Voor het gebruik van een andere taal hanteert ook Beersel de voorwaarden die het VCT oplegt. Dergelijke gesprekken gebeuren steeds discreet en bij voorkeur in een afgesloten ruimte. De lokale ambtenaar dient hierbij het uitzonderlijk karakter van het anderstalig taalgebruik te benadrukken en informatie te geven over de taalwetgeving, het lokale taalbeleid en leer- en oefenkansen Nederlands. Een Vlaams ambtenaar is niet verplicht om een andere taal gebruiken. Het Nederlands komt steeds op de eerste plaats. Net zoals in Tervuren is het gebruik van een contacttaal ook mogelijk ‘in een onverwachte, dringende situatie waarbij er omwille van een fysiek of mentaal gevaar onmiddellijke hulp nodig is. Een boze of onbeleefde klant is geen noodsituatie’, aldus de taalafspraken die de gemeente Beersel hanteert.

Maatwerk

Een 15-tal randgemeenten doet voor de communicatie met hun anderstalige nieuwkomers ook beroep op de vzw PIN. ‘Wij sturen niet-Nederlandstalige nieuwkomers door naar onze twee PIN-medewerkers die de nieuwkomers in hun taal informeren over het reilen en zeilen van onze gemeente. Ze hebben een voorbeeldfunctie, want ze komen bijvoorbeeld uit een oorlogsgebied en hebben zich op korte tijd het Nederlands machtig gemaakt’, aldus Jean-Pierre De Groef (Vooruit), burgemeester van Machelen. PIN heeft de volwaardige participatie van mensen met een migratieachtergrond als doel en sluit hiervoor samenwerkingsverbanden met lokale besturen. Meise bijvoorbeeld doet beroep op de vzw ‘om elke inwoner op maat te informeren en door te verwijzen’. Gedurende de hele onthaalfase blijft de toeleider van de vzw een aanspreekpunt voor de nieuwe inwoners. Burgemeester Gerda Vandenbrande (N-VA) is tevreden over de samenwerking. ‘Onze dienst bevolking ondervindt dat de contacten hierdoor vlotter verlopen. Onze anderstalige inwoners worden beter geïnformeerd.’

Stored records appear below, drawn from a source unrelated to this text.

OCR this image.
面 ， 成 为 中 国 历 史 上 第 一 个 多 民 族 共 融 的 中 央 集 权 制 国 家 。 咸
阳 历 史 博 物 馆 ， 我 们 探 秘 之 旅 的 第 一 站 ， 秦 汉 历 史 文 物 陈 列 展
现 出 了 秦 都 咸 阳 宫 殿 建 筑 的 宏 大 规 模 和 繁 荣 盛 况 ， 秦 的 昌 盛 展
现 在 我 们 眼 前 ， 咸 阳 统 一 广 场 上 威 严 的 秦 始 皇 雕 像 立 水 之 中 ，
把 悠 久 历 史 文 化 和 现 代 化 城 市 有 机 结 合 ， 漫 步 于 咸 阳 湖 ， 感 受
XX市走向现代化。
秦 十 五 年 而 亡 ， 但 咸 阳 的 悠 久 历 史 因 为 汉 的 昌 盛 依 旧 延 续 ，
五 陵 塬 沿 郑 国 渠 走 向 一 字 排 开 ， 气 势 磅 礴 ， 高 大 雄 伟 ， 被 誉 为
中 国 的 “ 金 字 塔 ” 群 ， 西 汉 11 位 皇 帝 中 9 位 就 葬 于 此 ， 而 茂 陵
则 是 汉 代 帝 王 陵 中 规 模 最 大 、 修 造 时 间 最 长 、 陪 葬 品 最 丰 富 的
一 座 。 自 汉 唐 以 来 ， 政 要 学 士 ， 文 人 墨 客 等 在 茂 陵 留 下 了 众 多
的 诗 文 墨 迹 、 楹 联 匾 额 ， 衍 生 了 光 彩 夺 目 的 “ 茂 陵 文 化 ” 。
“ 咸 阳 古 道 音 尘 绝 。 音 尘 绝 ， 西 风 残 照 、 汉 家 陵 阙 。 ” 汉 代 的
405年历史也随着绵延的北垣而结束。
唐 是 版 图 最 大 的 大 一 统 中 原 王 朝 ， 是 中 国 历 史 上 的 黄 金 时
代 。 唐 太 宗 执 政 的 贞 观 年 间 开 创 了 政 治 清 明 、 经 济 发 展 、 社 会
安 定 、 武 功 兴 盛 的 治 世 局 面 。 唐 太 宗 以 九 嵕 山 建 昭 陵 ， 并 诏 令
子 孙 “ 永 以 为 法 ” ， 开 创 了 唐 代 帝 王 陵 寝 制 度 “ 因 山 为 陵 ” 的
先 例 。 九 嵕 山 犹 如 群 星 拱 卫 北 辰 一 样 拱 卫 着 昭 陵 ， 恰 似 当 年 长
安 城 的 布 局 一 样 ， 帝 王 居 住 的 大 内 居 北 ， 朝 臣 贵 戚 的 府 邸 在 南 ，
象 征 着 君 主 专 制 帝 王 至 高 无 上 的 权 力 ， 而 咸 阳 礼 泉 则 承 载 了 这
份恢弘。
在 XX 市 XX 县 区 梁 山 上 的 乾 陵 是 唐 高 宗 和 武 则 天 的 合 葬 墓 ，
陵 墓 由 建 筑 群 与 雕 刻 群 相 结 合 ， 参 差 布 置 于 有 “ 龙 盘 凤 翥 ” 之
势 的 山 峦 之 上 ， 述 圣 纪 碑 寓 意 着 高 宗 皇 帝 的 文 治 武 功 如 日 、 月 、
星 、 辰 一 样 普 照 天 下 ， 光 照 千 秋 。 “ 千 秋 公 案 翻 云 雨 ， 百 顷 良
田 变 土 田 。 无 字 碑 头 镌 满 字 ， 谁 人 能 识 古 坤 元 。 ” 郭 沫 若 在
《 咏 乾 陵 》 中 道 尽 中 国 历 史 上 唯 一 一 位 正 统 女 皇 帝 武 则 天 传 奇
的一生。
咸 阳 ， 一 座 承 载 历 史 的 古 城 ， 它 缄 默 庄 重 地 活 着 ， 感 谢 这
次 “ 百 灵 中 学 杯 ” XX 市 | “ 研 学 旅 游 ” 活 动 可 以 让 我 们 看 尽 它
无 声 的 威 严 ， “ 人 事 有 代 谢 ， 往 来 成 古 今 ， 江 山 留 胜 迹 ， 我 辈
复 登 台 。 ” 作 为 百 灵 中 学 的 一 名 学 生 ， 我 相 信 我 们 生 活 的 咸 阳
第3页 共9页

Klantgerichte communicatie

Daarnaast is er nog het vormingsaanbod over klantgerichte communicatie van het PIVO waarmee het instituut tegemoet komt aan vragen van lokale besturen die alsmaar vaker geconfronteerd worden met anderstaligen. Docente Annie Gay, die de vormingen verzorgt, benadrukt tijdens de sessies om in contacten met anderstaligen steeds duidelijk Nederlands te spreken en zeker geen dialect. Het gebruik van korte zinnen en duidelijke woorden zonder beeldspraak waarbij men duidelijk articuleert en oogcontact houdt, wordt aanbevolen. Bij voorkeur kan je woorden gebruiken die ook in andere talen worden gebruikt. ‘Je kunt hetgeen je zegt ook ondersteunen door het uit te beelden, een pictogram te tonen of bijvoorbeeld het document te tonen dat de betrokkene moet meebrengen. Indien de communicatie omwille van taalproblemen niet mogelijk is, kunnen tolken worden ingeschakeld’, zegt Gay.